Clara melirik Nada. Dia merasa canggung juga mendengar celetukan Melody.

“Eh, kok lo repot-repot gini sih, La, masak buat kita? Udah deh lo duduk aja.”

“Nggak apa-apa, Melody, ini ucapan makasih aku karena aku diizinin buat menginap di sini.” Clara tersenyum, menyimpan hidangan yang dia masak di atas meja.

Nevermind. Teman Nada berarti teman gua juga.”

“Oh iya, Mel, boleh pinjamin Clara baju? Buat dia ganti.”

Melody sempat mengernyit heran. Namun dua detik berikutnya, dia mengangguk. “Oke, bentar aku ambilin.” Seperti robot yang menurut. Melody kembali ke kamarnya dan mengambil baju dalam lemari. Dan kembali ke dapur untuk menemukan Nada dan Clara, menyerahkan baju yang di bawa untuk Clara.

“Makasih, Melody. Nanti siang aku bakalan kembali kok ke apartemen. Aku mau urusin buat pindah—”

“Tapi, La, kamu sendiri yang bilang kamu lagi di teror. Bahkan ke mana pun kamu pergi, orang itu tahu, kan? Kalau kamu kenapa-napa, aku nggak bakalan bisa maafin diri aku sendiri.”

Melody menyenggol kaki Nada dari bawah meja, memberinya peringatan untuk tidak berlebihan. Meski Melody tahu alasan Nada ingin menampung Clara di rumah ini dan Nada akan merasa bersalah kalau ada apa-apa dengan Clara karena perbuatan Dodi. Tapi, ada dirinya di dekat Nada dan Clara. Melody tidak mau mendengar perkataan manis Nada untuk Clara. Apalagi dengan panggilan aku kamu.

“Ini gimana ya? Bisa kasih tahu aku masalahnya apa? Pusing nih.”

Nada mengernyitkan dahi mendengar pernyataan Melody. Lelaki itu mendadak panik, dia takut Melody justru membocorkan pada Clara kalau yang menerornya itu Dodi. Dia tidak mau kalau sampai Clara tahu. Bahkan Nada menebak-nebak, apa yang sebenarnya gadis itu rencanakan.

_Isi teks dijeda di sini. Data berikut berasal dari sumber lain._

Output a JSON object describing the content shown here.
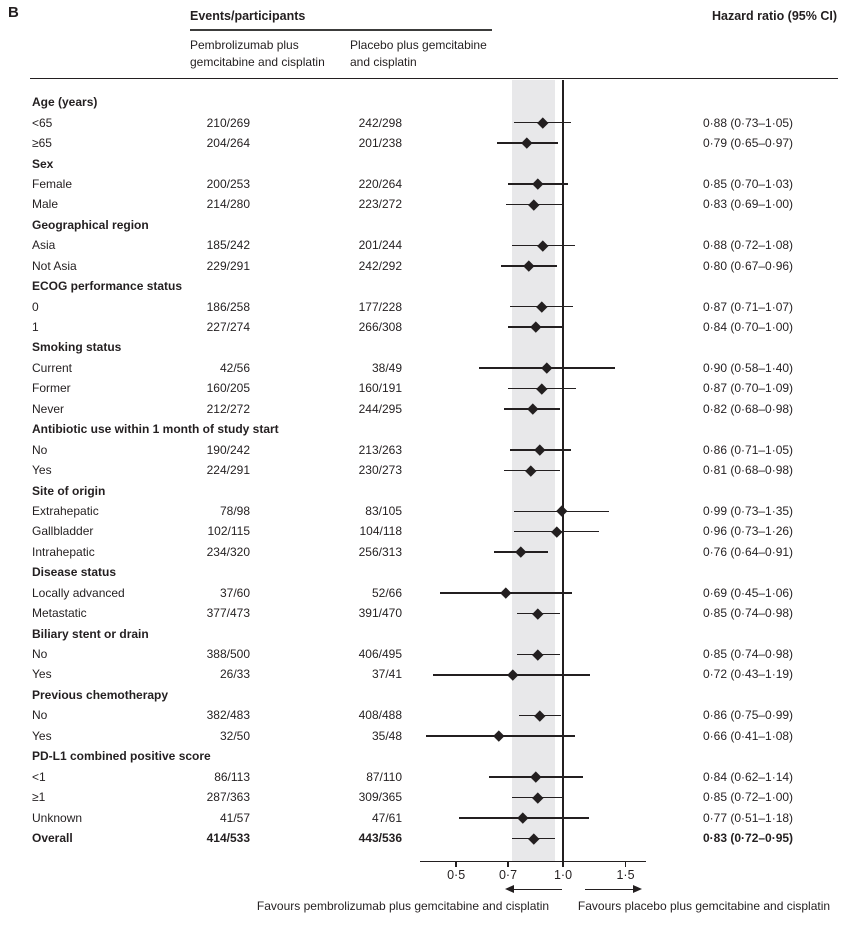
{
  "panel_label": "B",
  "header": {
    "events_title": "Events/participants",
    "arm1": "Pembrolizumab plus gemcitabine and cisplatin",
    "arm2": "Placebo plus gemcitabine and cisplatin",
    "hr_title": "Hazard ratio (95% CI)"
  },
  "colors": {
    "text": "#231f20",
    "shaded_band": "#e8e8ea",
    "marker": "#231f20"
  },
  "chart_data": {
    "type": "scatter",
    "subtype": "forest-plot",
    "x_scale": "log10",
    "x_tick_values": [
      0.5,
      0.7,
      1.0,
      1.5
    ],
    "x_tick_labels": [
      "0·5",
      "0·7",
      "1·0",
      "1·5"
    ],
    "reference_line": 1.0,
    "shaded_band": [
      0.72,
      0.95
    ],
    "xlabel_left": "Favours pembrolizumab plus gemcitabine and cisplatin",
    "xlabel_right": "Favours placebo plus gemcitabine and cisplatin",
    "rows": [
      {
        "type": "group",
        "label": "Age (years)"
      },
      {
        "type": "item",
        "label": "<65",
        "e1": "210/269",
        "e2": "242/298",
        "hr_text": "0·88 (0·73–1·05)",
        "hr": 0.88,
        "lo": 0.73,
        "hi": 1.05
      },
      {
        "type": "item",
        "label": "≥65",
        "e1": "204/264",
        "e2": "201/238",
        "hr_text": "0·79 (0·65–0·97)",
        "hr": 0.79,
        "lo": 0.65,
        "hi": 0.97
      },
      {
        "type": "group",
        "label": "Sex"
      },
      {
        "type": "item",
        "label": "Female",
        "e1": "200/253",
        "e2": "220/264",
        "hr_text": "0·85 (0·70–1·03)",
        "hr": 0.85,
        "lo": 0.7,
        "hi": 1.03
      },
      {
        "type": "item",
        "label": "Male",
        "e1": "214/280",
        "e2": "223/272",
        "hr_text": "0·83 (0·69–1·00)",
        "hr": 0.83,
        "lo": 0.69,
        "hi": 1.0
      },
      {
        "type": "group",
        "label": "Geographical region"
      },
      {
        "type": "item",
        "label": "Asia",
        "e1": "185/242",
        "e2": "201/244",
        "hr_text": "0·88 (0·72–1·08)",
        "hr": 0.88,
        "lo": 0.72,
        "hi": 1.08
      },
      {
        "type": "item",
        "label": "Not Asia",
        "e1": "229/291",
        "e2": "242/292",
        "hr_text": "0·80 (0·67–0·96)",
        "hr": 0.8,
        "lo": 0.67,
        "hi": 0.96
      },
      {
        "type": "group",
        "label": "ECOG performance status"
      },
      {
        "type": "item",
        "label": "0",
        "e1": "186/258",
        "e2": "177/228",
        "hr_text": "0·87 (0·71–1·07)",
        "hr": 0.87,
        "lo": 0.71,
        "hi": 1.07
      },
      {
        "type": "item",
        "label": "1",
        "e1": "227/274",
        "e2": "266/308",
        "hr_text": "0·84 (0·70–1·00)",
        "hr": 0.84,
        "lo": 0.7,
        "hi": 1.0
      },
      {
        "type": "group",
        "label": "Smoking status"
      },
      {
        "type": "item",
        "label": "Current",
        "e1": "42/56",
        "e2": "38/49",
        "hr_text": "0·90 (0·58–1·40)",
        "hr": 0.9,
        "lo": 0.58,
        "hi": 1.4
      },
      {
        "type": "item",
        "label": "Former",
        "e1": "160/205",
        "e2": "160/191",
        "hr_text": "0·87 (0·70–1·09)",
        "hr": 0.87,
        "lo": 0.7,
        "hi": 1.09
      },
      {
        "type": "item",
        "label": "Never",
        "e1": "212/272",
        "e2": "244/295",
        "hr_text": "0·82 (0·68–0·98)",
        "hr": 0.82,
        "lo": 0.68,
        "hi": 0.98
      },
      {
        "type": "group",
        "label": "Antibiotic use within 1 month of study start"
      },
      {
        "type": "item",
        "label": "No",
        "e1": "190/242",
        "e2": "213/263",
        "hr_text": "0·86 (0·71–1·05)",
        "hr": 0.86,
        "lo": 0.71,
        "hi": 1.05
      },
      {
        "type": "item",
        "label": "Yes",
        "e1": "224/291",
        "e2": "230/273",
        "hr_text": "0·81 (0·68–0·98)",
        "hr": 0.81,
        "lo": 0.68,
        "hi": 0.98
      },
      {
        "type": "group",
        "label": "Site of origin"
      },
      {
        "type": "item",
        "label": "Extrahepatic",
        "e1": "78/98",
        "e2": "83/105",
        "hr_text": "0·99 (0·73–1·35)",
        "hr": 0.99,
        "lo": 0.73,
        "hi": 1.35
      },
      {
        "type": "item",
        "label": "Gallbladder",
        "e1": "102/115",
        "e2": "104/118",
        "hr_text": "0·96 (0·73–1·26)",
        "hr": 0.96,
        "lo": 0.73,
        "hi": 1.26
      },
      {
        "type": "item",
        "label": "Intrahepatic",
        "e1": "234/320",
        "e2": "256/313",
        "hr_text": "0·76 (0·64–0·91)",
        "hr": 0.76,
        "lo": 0.64,
        "hi": 0.91
      },
      {
        "type": "group",
        "label": "Disease status"
      },
      {
        "type": "item",
        "label": "Locally advanced",
        "e1": "37/60",
        "e2": "52/66",
        "hr_text": "0·69 (0·45–1·06)",
        "hr": 0.69,
        "lo": 0.45,
        "hi": 1.06
      },
      {
        "type": "item",
        "label": "Metastatic",
        "e1": "377/473",
        "e2": "391/470",
        "hr_text": "0·85 (0·74–0·98)",
        "hr": 0.85,
        "lo": 0.74,
        "hi": 0.98
      },
      {
        "type": "group",
        "label": "Biliary stent or drain"
      },
      {
        "type": "item",
        "label": "No",
        "e1": "388/500",
        "e2": "406/495",
        "hr_text": "0·85 (0·74–0·98)",
        "hr": 0.85,
        "lo": 0.74,
        "hi": 0.98
      },
      {
        "type": "item",
        "label": "Yes",
        "e1": "26/33",
        "e2": "37/41",
        "hr_text": "0·72 (0·43–1·19)",
        "hr": 0.72,
        "lo": 0.43,
        "hi": 1.19
      },
      {
        "type": "group",
        "label": "Previous chemotherapy"
      },
      {
        "type": "item",
        "label": "No",
        "e1": "382/483",
        "e2": "408/488",
        "hr_text": "0·86 (0·75–0·99)",
        "hr": 0.86,
        "lo": 0.75,
        "hi": 0.99
      },
      {
        "type": "item",
        "label": "Yes",
        "e1": "32/50",
        "e2": "35/48",
        "hr_text": "0·66 (0·41–1·08)",
        "hr": 0.66,
        "lo": 0.41,
        "hi": 1.08
      },
      {
        "type": "group",
        "label": "PD-L1 combined positive score"
      },
      {
        "type": "item",
        "label": "<1",
        "e1": "86/113",
        "e2": "87/110",
        "hr_text": "0·84 (0·62–1·14)",
        "hr": 0.84,
        "lo": 0.62,
        "hi": 1.14
      },
      {
        "type": "item",
        "label": "≥1",
        "e1": "287/363",
        "e2": "309/365",
        "hr_text": "0·85 (0·72–1·00)",
        "hr": 0.85,
        "lo": 0.72,
        "hi": 1.0
      },
      {
        "type": "item",
        "label": "Unknown",
        "e1": "41/57",
        "e2": "47/61",
        "hr_text": "0·77 (0·51–1·18)",
        "hr": 0.77,
        "lo": 0.51,
        "hi": 1.18
      },
      {
        "type": "overall",
        "label": "Overall",
        "e1": "414/533",
        "e2": "443/536",
        "hr_text": "0·83 (0·72–0·95)",
        "hr": 0.83,
        "lo": 0.72,
        "hi": 0.95
      }
    ]
  }
}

“Iya, Melody, aku kan tinggal di apartemen dan selama berbulan-bulan aku tinggal di sana, aman-aman aja. Tapi satu Minggu terakhir ini, malah banyak kejadian. Bukan horor ya, tapi semacam ada yang teror aku. Setiap aku pergi ke mana pun pasti ada telepon masuk dari nomor yang nggak di kenal. Ngancem aku dengan segala macam ancaman.

“Belum lagi tiba-tiba ada yang kirim paket makanan, sebelumnya aku kira itu dari Na—“ Clara segera meralat. “Kirain dari temanku. Setelah aku buka, isinya makanan busuk semua. Bahkan pernah juga surat ancaman kalau aku nggak cepat balik ke LA, aku bakalan nyesel seumur hidup.”

Melody mengernyit. “Emangnya lo punya musuh?”

Clara menggeleng. “Nggak kok—”

“Eh ... tapi gue denger-denger, penyebab lo putus sama Nada itu ... gara-gara lo selingkuh, ya? Nah, bisa jadi itu ulah selingkuhan lo.”

Lagi-lagi Nada dibuat ternganga mendengar celetukan Melody yang terlampau frontal. Dia menyenggol kakinya supaya jaga ucapan. Apalagi menyangkut pautkan pada kejadian itu.

“Mel ...,” Nada menatap Melody. Seolah memberinya peringatan untuk tidak berbuat macam-macam.